A few other methods you might want to research

.trim()      # Trim leading and trailing
.trimEnd()   # Trim trailing
.trimStart() # Trim leading

The padding is being caused by PowerShell's formatting system. Select-Object is returning single property (Name) objects. PowerShell outputs that as a table, which may have some padding. Out-String is keeping that padding which is why it was reflecting in your final output...

The name property of the group is already a string. There's no need to use Out-String if you unroll the Name property from your $Groups variable/collection.

With some other adjustments for readability & testing. Below will emit a single string with each group on a new line. That should be paste-able into AD, by which I think you meant Active Directory User & Computers.

Function Get-ADUserNestedGroups
{
    Param
    (
        [string]$DistinguishedName,
        [array]$Groups = @()
    )
    
    # Get the AD object, and get group membership.
    $ADObject = Get-ADObject $DistinguishedName -Properties memberOf, DistinguishedName
    
    # If object exists.
    If( $ADObject )
    {
        # Enummurate through each of the groups.
        Foreach( $GroupDistinguishedName in $ADObject.memberOf )
        {
            # Get member of groups from the enummerated group.
            $CurrentGroup = Get-ADObject $GroupDistinguishedName -Properties memberOf, DistinguishedName
       
            # Check if the group is already in the array.
            If( $Groups.DistinguishedName -notcontains $GroupDistinguishedName )
            {
                # Add group to array.
                $Groups +=  $CurrentGroup
    
                # Get recursive groups.      
                $Groups = Get-ADUserNestedGroups -DistinguishedName $GroupDistinguishedName -Groups $Groups
            }
        }
    }
    
    # Return groups.
    Return $Groups
    }
    
$userSAM = 'UserName'

# Get all groups.
$Groups = Get-ADUserNestedGroups -DistinguishedName (Get-ADUser -Identity $userSAM).DistinguishedName
($Groups.Name | Sort-Object) -join [System.Environment]::NewLine

Among the secondary changes you'll see I removed the -Filter parameter in a few places. The DistinguishedName can be used as the -Identity parameter so no need to filter.

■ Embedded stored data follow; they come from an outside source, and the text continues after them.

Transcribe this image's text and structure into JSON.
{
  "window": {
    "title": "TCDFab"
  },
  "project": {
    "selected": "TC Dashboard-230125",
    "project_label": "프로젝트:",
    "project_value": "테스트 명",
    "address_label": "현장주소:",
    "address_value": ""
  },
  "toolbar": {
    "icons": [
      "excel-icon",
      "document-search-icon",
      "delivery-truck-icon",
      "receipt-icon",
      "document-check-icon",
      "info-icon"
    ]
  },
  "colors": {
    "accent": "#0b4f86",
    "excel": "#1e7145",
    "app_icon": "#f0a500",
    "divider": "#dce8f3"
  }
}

Also, where you were checking if the $Groups collection already had the current group I used the -notContains operator instead. That should be faster then repeatedly iterating the collection with |Where{...} The code is also shorter and more readable.

Note: if we reverse the operands we could use -notin which may look nicer still

An aside; You should avoid appending arrays with += . Doing so can causes performance problems because it creates a new array any copies the contents over. The best way to deal with this is to allow PowerShell to accumulate the results for you. If you must do the append directly, look into using Array Lists. There's a lot information on this, just google it.